Page MenuHomePhabricator

Consider Additional Unknown n-gram Penalty
Closed, ResolvedPublic

Description

While looking at maximum returned languages and results ratio (T149321) I accidentally found that an extra penalty beyond the current model size could lead to better results. Investigate this more thoroughly over a wider range of options.

Event Timeline

Restricted Application added a subscriber: Aklapper. · View Herald Transcript

Full details on MediaWiki.

Summary:

  • A per-wiki unknown n-gram penalty makes a small difference in overall F0.5 score for most corpora.
  • The unknown n-gram penalty can't be optimized across all the corpora; they each want their own value.
    • The "proportional penalty" isn't terribly useful, either.
  • It's not worth pursuing, but it's worth keeping in our bag of tricks should it be useful in the future.
  • It's only a few lines of code, so I'm not going to clutter up TextCat with more stuff we aren't going to use.
TJones renamed this task from Add Additional Unknown n-gram Penalty to Consider Additional Unknown n-gram Penalty.Jan 18 2017, 9:20 PM

@TJones, thanks for he explanation you gave me yesterday.
I consider this task done, a new one should probably be created to actually implement this idea in TextCat?

@TJones, thanks for he explanation you gave me yesterday.

Very welcome! Thanks very much for looking over it.

I consider this task done, a new one should probably be created to actually implement this idea in TextCat?

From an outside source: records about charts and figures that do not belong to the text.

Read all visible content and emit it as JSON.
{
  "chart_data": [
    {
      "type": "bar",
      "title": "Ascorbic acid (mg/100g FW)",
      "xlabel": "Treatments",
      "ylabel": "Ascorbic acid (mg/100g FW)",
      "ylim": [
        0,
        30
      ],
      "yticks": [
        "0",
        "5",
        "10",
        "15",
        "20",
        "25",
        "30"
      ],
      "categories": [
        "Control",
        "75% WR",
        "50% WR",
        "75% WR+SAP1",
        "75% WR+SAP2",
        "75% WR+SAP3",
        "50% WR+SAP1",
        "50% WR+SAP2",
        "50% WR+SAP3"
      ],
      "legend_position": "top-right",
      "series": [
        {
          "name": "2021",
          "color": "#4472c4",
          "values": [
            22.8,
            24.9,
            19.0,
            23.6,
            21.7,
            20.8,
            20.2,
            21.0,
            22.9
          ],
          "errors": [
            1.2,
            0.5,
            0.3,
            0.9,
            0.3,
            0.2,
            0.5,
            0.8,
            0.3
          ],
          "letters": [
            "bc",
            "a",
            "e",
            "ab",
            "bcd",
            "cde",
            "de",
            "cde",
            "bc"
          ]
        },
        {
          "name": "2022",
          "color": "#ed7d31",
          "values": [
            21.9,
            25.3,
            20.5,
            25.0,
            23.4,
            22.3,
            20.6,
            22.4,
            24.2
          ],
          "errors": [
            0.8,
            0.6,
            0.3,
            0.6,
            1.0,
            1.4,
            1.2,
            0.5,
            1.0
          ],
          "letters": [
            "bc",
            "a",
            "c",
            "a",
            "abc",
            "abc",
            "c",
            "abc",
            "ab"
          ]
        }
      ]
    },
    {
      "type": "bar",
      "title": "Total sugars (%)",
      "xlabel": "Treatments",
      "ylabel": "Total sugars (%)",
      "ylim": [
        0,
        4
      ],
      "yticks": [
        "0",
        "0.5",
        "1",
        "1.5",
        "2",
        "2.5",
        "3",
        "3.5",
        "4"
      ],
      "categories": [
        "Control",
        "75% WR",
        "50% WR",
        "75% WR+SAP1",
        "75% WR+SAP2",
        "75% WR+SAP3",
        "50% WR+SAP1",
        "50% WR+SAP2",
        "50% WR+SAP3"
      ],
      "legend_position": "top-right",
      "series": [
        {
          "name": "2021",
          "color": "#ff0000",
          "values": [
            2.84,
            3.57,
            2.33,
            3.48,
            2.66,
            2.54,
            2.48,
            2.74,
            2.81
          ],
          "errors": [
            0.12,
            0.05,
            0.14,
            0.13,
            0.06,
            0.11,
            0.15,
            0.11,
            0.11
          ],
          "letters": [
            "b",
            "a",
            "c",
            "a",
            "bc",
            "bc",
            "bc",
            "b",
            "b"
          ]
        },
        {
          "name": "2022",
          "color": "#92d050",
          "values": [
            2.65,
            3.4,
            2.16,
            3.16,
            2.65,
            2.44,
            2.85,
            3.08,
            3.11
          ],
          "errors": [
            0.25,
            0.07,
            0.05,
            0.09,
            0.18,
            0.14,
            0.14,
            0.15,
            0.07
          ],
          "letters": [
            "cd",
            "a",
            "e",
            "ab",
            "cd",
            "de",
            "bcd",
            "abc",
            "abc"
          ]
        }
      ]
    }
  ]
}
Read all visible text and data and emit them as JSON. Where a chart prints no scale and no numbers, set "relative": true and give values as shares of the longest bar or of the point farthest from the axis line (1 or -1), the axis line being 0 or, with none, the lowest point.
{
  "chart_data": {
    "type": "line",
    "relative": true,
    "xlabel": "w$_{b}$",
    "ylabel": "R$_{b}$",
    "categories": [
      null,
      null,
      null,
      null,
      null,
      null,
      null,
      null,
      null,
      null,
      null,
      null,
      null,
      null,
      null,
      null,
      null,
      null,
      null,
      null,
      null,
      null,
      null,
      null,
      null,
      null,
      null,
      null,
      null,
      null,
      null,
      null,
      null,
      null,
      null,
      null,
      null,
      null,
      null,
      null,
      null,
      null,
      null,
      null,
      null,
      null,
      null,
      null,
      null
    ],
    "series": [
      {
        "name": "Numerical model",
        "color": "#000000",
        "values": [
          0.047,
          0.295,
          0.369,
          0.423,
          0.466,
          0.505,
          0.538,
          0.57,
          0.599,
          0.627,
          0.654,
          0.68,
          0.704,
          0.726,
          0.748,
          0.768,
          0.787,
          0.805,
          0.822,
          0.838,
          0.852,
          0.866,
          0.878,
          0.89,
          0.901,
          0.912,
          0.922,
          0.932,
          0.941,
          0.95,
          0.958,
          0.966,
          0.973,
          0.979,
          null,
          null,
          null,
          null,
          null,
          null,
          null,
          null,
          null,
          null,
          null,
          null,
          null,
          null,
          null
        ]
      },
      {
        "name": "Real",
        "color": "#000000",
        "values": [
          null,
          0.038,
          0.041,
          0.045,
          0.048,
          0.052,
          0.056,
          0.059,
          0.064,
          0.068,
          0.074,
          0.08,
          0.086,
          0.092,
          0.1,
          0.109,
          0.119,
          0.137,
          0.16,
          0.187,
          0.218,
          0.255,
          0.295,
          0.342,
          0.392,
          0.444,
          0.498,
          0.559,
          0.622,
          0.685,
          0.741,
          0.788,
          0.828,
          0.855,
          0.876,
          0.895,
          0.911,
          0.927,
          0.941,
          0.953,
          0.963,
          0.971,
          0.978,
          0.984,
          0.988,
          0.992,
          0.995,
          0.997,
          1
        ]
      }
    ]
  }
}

Because it didn't have much useful effect—so we aren't going to use it—and the code it fairly trivial, I decided not to implement it. If anyone thinks it might be nice to have anyway, I can implement it anyway. I could also test it against the old production baseline just to see how useful it is without all the other improvements, which have pushed accuracy up so high that it's hard to make much more progress in many cases.

If I do implement it, I can do it on this task, as I've done with the others. (This is the first one that didn't show enough improvement to implement and use.)

debt subscribed.

We decided not to implement this because it didn't have enough useful effect, see @TJones' note above, closing as resolved since work was done on this ticket.